Wir schreiben das Jahr 2010, Europa jubelt. Der Bologna-Prozess hat sein glückliches Ende gefunden. Hoch die Tassen und Haken drunter. So wird es kommen.
Schon jetzt sind die europäischen Bildungsminister, die gerade im belgischen Leuven tagten, voll des Lobes über das, was sie seit 1999 zustande gebracht haben: Binnen einer Dekade wollten sie einen gemeinsamen Hochschulraum schaffen.
Wenn sie sagen, dies sei fast geschafft, ist das nicht gelogen: Zwei Drittel aller Studiengänge zwischen Albanien und Zypern sind auf die neuen Studiengänge Bachelor und Master umgestellt. Wer hierzulande sein Studium beginnt, kann es in Großbritannien ebenso fortsetzen wie im Vatikan. Zumindest theoretisch.

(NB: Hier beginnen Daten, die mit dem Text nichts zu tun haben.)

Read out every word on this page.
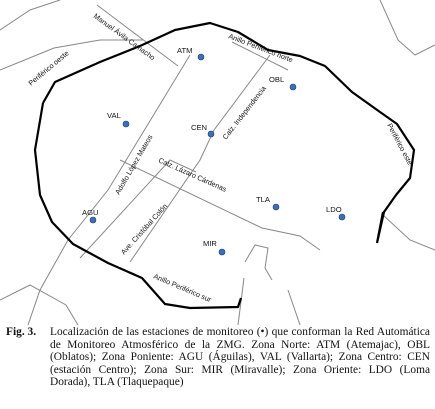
Manuel Ávila Camacho	Anillo Periférico norte
Periférico oeste
Calz. Independencia
Periférico este
Adolfo López Mateos Calz. Lázaro Cárdenas
Ave. Cristóbal Colón
Anillo Periférico sur
ATM
OBL
VAL
CEN
AGU
TLA
LDO
MIR
Fig. 3.	Localización de las estaciones de monitoreo (•) que conforman la Red Automática de Monitoreo Atmosférico de la ZMG. Zona Norte: ATM (Atemajac), OBL (Oblatos); Zona Poniente: AGU (Águilas), VAL (Vallarta); Zona Centro: CEN (estación Centro); Zona Sur: MIR (Miravalle); Zona Oriente: LDO (Loma Dorada), TLA (Tlaquepaque)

Wie die Politik aber ein bisschen hübsche Statistik als Erfolg verkauft, ist peinlich und lebensfern. Erinnern wir uns: Mindestens jeder zweite Akademiker in spe sollte, so die ursprüngliche Idee, auch mal ins Ausland gehen können. Ohne die Sorge, dass die Matheklausur, die in Bochum geschrieben wurde, in Lyon schon nichts mehr gilt. Dafür haben bis heute 46 Euro-Staaten ein länderübergreifendes Punktesystem eingeführt und Studieninhalte zu Modulen gebündelt, die sich dann - wieder theoretisch - miteinander vergleichen lassen sollten.
Unis kleben an den Diplom- und Magister-Studiengängen
Auf solche Rahmenbedingungen haben die Länder wohl die meiste Zeit verwendet, nur so recht hineinpassen will dort nichts: Immer noch gibt es mit der wechselseitigen Anerkennung von Studienleistungen Probleme. Nur 15 Prozent der Studenten gehen während des Bachelors ins Ausland. Schon ein innerdeutscher Vergleich zeigt zudem: Viele Unis kleben bis heute an den Diplom- und Magister-Studiengängen und versuchen, alte Inhalte in neue Studiengänge zu pressen.

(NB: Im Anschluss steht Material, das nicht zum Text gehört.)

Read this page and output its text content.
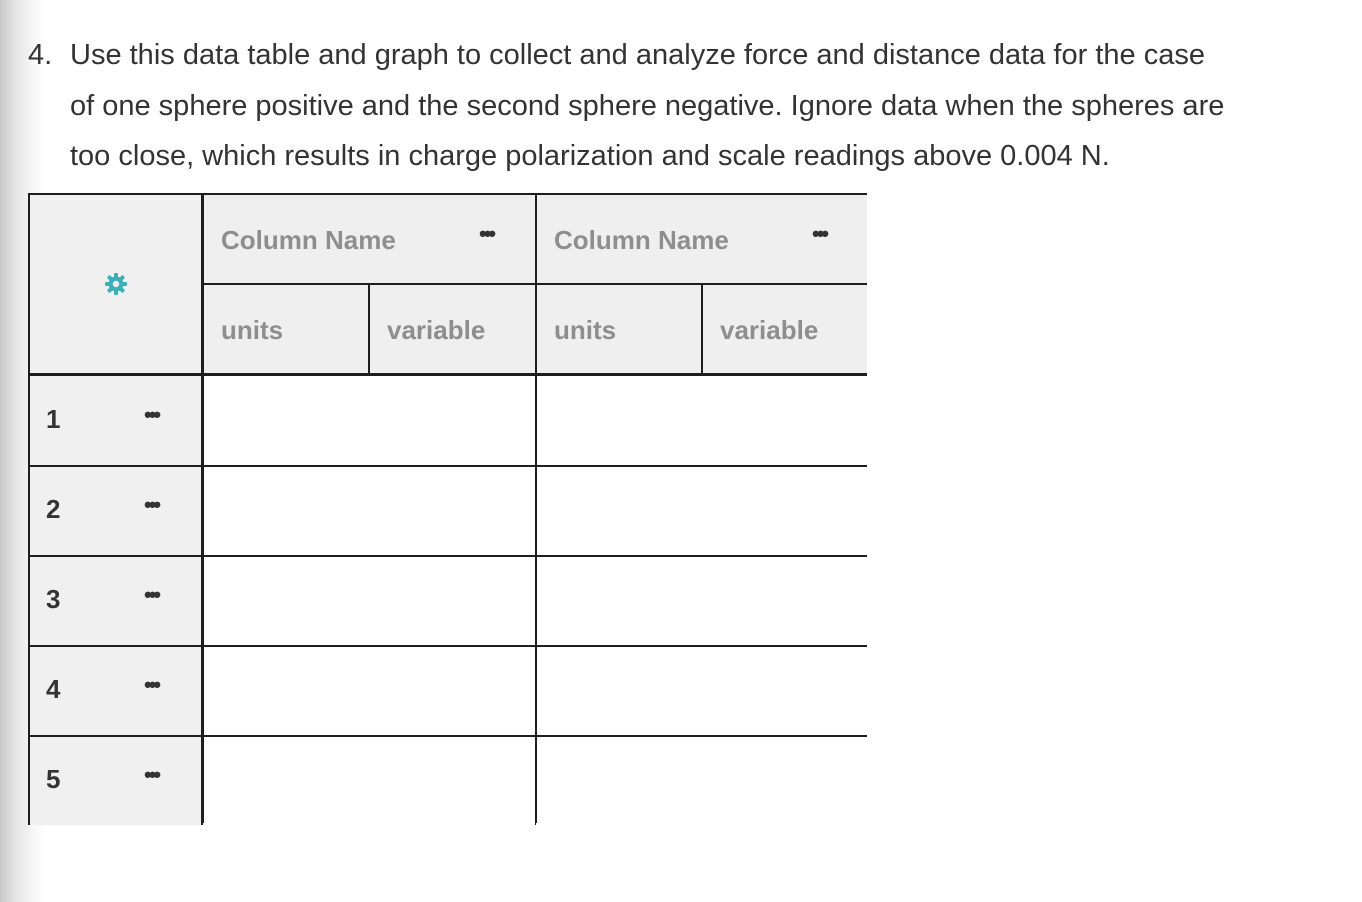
4. Use this data table and graph to collect and analyze force and distance data for the case
of one sphere positive and the second sphere negative. Ignore data when the spheres are
too close, which results in charge polarization and scale readings above 0.004 N.
Column Name	••• Column Name	•••
units	variable	units	variable
1	•••
2	•••
3	•••
4	•••
5	•••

Weil das nicht funktionieren kann, ernten Studenten heute vor allem Mitleid: Wer nicht gleich zu dem Viertel gehört, das sein Studium vorzeitig abbricht, beißt sich durch ein völlig überfrachtetes Studium, in dem das gerade angehäufte Wissen maximal bis zur nächsten Klausur reicht. Der Blick über den universitären Tellerrand bleibt versperrt: Soziales Engagement? Vergiss es. Jobben? Wäre nötig, nur wann? Bologna hat eine neue Generation hervorgebracht.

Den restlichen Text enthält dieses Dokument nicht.